Initial reports suggest that Pakistan government will demand loans of worth $12 billion from IMF. It may be Pakistan’s toughest loans, as it has taken a dozen IMF programs but has failed to put in effect the reforms required, in all but one bailout package.
“The conditions associated with a loan will include some harsh measures and the government will have to be very prepared to explain why Pakistan has been forced to return to the IMF,” said a senior official in Pakistan government to Financial Times.
IMF Managing Director has made it rather clear, that prerequisite for any loan to be granted to Pakistan, is that maintains transparency with regards to already taken loans from countries like China.
It suggests that Pakistan will have to disclose its all details regarding $62 billion investment from China, under One Belt One Road initiative.
Lagarde said an IMF team would visit the Pakistani capital of Islamabad in coming weeks to begin negotiating the terms.
The biggest threat it seems to loans are not from stringent norms of IMF, but from the USA, which has made it clear that it will not let IMF bailout countries stuck in debts by China.
US is the largest stakeholder in IMF and has greater say in loans sanctioned by it, although it does not have a veto.
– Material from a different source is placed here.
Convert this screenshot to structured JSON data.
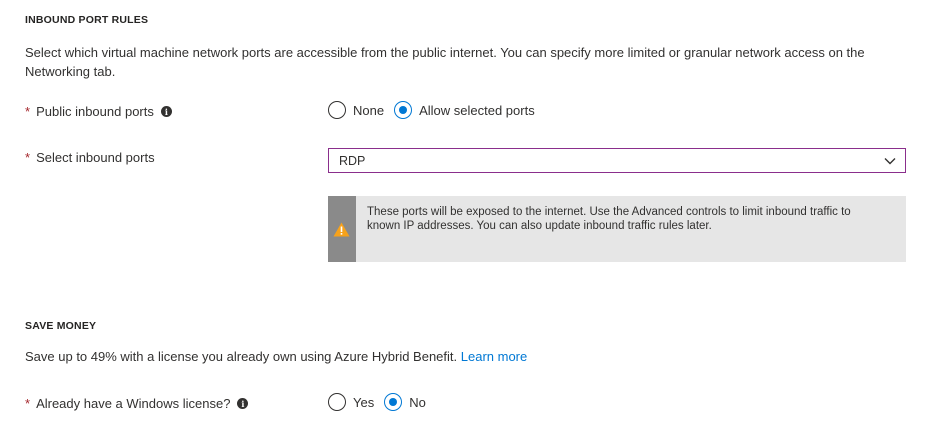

The USA has many-a-times accused China of indulging in ‘debt trap diplomacy’ with smaller countries like Pakistan.
US Secretary of State said it can’t let hard-earned money of IMF go to China, through countries like Pakistan.
All these come in the wake of fresh blow delivered to Pakistan after the Asia Pacific Group on Money Laundering (APGML) and Financial Action Task Force (FATF) asked Pakistan government to intensify actions against money laundering and terror financing. The country is already on the ‘grey list’ of FATF, if it further maintains inaction it can be further blacklisted, making it difficult for it to procure loans from IMF.
We had earlier reported that how Pakistan is easing its overwhelming debts, it had cancelled several projects of CPEC with China, worth $2 billion. It also has tried to cut its excess spendings in the country, but its far from being sufficient. It recently launched a populist housing scheme, in Pakistan is offering five million houses to people, which economists are terming as ‘austerity’.